Le maire Coderre en a portant décidé autrement. Dans un esprit de réconciliation avec les Premières nations, il a confirmé la semaine dernière qu’Amherst serait complètement éliminé de la toponymie montréalaise.

Une décision qui enrage Gérard* à s’en faire dresser le peu de cheveux qui lui reste la tête. «On devrait assumer qui nous sommes. Si l’histoire, c’est si important que ça, comment ça se fait qu’on nous impose encore John A. Macdonald sur les billets de 10$. C’est deux poids, deux mesures crisse!», ne décolère pas l’homme de 67 ans. Pour la petite histoire, notre ex-premier premier ministre du Canada était réputé pour son racisme anti-francophone.

Mais si Gérard est aussi marabout aujourd’hui, c’est un peu aussi parce que sa porte a encore été défoncée par «des drogués» hier soir. Une situation récurrente pour celui qui habite la rue Amherst depuis plusieurs années. «C’est ça le vrai problème, pis la police ne fait rien», peste-t-il avant de bifurquer sur Ontario.

Un changement de nom coûteux

Quelques coins de rue plus loin, on tombe face à la Buanderie Amherst.

Le général Amherst est connu pour avoir donné des couvertes infestées par la variole aux Amérindiens. Aujourd’hui, on en lave dans un lieu nommé en son honneur.

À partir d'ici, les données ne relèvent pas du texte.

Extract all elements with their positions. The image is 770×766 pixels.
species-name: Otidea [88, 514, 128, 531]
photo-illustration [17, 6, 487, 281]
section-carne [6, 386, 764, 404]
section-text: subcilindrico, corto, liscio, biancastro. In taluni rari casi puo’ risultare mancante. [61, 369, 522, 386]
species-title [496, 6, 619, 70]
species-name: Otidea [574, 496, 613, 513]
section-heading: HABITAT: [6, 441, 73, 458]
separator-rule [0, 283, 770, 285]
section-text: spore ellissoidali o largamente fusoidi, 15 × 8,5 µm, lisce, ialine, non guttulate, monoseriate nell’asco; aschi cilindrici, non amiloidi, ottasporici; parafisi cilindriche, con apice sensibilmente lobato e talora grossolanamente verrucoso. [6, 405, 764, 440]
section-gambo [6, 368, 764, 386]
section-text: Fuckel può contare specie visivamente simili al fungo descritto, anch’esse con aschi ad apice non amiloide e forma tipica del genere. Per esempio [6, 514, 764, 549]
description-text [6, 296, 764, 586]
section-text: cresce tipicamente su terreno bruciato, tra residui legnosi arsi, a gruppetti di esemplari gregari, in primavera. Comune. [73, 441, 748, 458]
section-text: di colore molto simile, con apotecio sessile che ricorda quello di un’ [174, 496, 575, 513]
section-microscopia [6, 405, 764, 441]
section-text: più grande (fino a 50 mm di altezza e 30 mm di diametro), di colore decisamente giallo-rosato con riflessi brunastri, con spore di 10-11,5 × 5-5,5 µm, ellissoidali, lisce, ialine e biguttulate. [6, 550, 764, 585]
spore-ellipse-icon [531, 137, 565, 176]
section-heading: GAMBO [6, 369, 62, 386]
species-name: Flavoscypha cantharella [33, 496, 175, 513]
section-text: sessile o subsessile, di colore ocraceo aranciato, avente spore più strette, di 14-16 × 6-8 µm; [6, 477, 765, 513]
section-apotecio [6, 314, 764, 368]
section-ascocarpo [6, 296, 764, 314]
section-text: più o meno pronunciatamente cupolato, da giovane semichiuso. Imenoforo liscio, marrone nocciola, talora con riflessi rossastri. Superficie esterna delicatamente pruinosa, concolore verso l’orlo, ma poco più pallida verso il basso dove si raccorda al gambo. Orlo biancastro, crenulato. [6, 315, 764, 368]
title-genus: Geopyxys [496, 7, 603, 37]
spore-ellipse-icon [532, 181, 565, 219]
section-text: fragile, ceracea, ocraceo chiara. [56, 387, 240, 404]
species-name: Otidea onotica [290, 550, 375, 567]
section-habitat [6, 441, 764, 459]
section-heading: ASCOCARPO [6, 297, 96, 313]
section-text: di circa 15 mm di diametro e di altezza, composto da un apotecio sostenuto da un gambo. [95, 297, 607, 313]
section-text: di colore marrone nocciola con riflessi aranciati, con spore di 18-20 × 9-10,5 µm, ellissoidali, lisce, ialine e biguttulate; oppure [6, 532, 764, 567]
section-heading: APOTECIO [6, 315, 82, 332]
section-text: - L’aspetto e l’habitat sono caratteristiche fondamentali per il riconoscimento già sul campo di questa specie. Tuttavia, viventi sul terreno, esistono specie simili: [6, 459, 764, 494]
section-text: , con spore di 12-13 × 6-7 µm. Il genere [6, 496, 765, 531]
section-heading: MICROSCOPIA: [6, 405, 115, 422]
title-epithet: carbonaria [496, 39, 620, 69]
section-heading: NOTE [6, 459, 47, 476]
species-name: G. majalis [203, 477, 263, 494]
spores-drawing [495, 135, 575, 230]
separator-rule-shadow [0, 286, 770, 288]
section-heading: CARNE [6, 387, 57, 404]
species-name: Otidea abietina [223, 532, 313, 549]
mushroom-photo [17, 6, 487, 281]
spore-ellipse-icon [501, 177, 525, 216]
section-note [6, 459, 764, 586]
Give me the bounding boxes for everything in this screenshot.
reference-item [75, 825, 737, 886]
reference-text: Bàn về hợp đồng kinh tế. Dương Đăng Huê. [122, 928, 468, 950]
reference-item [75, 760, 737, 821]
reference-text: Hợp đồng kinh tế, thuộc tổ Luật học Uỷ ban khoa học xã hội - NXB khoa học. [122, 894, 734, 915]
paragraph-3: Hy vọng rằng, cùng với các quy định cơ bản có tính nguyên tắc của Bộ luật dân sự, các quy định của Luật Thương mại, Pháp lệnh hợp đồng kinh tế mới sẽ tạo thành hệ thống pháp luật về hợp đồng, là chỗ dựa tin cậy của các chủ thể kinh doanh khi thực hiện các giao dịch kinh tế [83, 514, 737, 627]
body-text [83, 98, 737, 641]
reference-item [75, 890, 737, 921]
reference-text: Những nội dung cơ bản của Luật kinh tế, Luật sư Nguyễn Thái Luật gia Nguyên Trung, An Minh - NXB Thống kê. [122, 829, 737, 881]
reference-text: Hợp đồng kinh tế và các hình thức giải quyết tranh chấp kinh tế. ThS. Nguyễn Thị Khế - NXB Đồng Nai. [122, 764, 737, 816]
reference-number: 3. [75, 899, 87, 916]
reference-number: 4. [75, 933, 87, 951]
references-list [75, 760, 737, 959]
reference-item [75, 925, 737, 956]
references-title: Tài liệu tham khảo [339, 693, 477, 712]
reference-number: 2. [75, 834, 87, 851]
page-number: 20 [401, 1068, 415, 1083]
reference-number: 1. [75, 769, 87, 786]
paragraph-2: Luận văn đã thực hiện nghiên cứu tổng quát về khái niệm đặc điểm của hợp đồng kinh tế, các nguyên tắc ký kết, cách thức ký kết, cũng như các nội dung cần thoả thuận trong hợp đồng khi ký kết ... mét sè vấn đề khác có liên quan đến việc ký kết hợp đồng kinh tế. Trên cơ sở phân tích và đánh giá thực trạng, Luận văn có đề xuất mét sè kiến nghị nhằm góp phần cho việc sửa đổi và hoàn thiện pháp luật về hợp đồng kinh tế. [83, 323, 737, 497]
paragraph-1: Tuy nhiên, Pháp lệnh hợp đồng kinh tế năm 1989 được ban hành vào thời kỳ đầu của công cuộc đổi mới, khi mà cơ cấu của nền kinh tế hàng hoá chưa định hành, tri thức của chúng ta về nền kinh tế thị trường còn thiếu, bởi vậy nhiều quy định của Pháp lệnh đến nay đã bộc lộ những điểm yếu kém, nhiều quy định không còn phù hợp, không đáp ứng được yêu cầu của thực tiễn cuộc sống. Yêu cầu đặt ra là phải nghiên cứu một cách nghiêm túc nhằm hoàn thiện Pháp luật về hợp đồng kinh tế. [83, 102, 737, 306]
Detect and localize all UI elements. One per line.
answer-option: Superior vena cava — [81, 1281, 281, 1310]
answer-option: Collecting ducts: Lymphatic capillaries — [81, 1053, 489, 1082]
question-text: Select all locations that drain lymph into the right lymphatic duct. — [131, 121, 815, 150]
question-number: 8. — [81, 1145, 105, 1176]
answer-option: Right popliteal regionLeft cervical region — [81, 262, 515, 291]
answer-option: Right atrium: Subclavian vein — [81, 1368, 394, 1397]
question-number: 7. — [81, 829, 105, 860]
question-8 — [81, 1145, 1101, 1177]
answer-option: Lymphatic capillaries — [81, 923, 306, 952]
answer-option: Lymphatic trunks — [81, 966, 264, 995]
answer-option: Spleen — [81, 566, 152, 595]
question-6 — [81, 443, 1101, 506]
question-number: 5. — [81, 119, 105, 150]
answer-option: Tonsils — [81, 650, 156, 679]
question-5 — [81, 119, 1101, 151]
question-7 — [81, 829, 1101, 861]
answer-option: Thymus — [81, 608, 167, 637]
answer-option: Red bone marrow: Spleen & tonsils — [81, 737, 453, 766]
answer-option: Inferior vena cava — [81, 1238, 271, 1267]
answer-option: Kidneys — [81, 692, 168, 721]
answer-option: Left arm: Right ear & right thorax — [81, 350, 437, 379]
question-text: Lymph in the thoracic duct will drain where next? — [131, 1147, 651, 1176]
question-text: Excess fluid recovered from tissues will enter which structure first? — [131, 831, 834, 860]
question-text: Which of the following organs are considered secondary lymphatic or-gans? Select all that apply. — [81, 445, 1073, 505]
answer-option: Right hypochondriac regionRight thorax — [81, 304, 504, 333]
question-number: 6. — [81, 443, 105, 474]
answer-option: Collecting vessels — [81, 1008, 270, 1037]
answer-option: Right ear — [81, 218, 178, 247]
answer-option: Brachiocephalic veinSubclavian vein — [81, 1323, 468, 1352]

Ironie de l’histoire peut-être, le propriétaire n’a pas pour autant l’intention de débaptiser son commerce. «Les Indiens avaient juste à savoir se battre», s’exclame même l’un de ses employés qui admet avoir appris qui était le général Amherst la semaine dernière.

Les Serruriers Amherst, situés à quelques pas de là, n’ont pas non plus l’intention de changer de nom.

Il faut dire que modifier le nom d’une entreprise peut coûter cher. Seulement pour mettre à jour l’adresse sur ses cartes d’affaires, un couturier qui a pignon sur rue un peu plus loin, prévoit dépenser 5000$. «À 5$ le bas de pantalon, ça commence à faire beaucoup d’argent!» 

Quel nouveau nom?

De l’autre côté de la rue, Sylvie est, pour sa part, plutôt indifférente «tant qu’ils ne la renomment pas la rue Denis-Coderre.»  

Réal, lui, espère que la Commission de toponymie rendra hommage à Raymond Blain, ancien conseiller municipal du secteur et premier élu ouvertement homosexuel au Canada. «Les Indiens ont eu ce qu’ils voulaient, là, à c’t’heure, c’est à notre tour. On est dans le quartier gai icitte!»

La semaine dernière, le maire de Montréal semblait davantage pencher vers un nom à consonance autochtone.

Comme Amherst était un symbole de la présence anglaise au Québec, des anglophones espèrent, quant à eux, que le nom d’un membre de leur communauté soit choisi pour remplacer celui du sanguinaire général.

Tant qu’il y aura des pauvres

Qu’elle s’appelle «Dorchester», «Donnacona» ou «de la Réconciliation», la rue Amherst continuera de traverser un des quartiers les plus pauvres de la Ville. Les itinérants et les junkies arpenteront encore ses trottoirs. Les vols resteront un problème courant.

Ses résidents et ses commerçants ont d’autres chats à fouetter que le nom qu’on lui donne.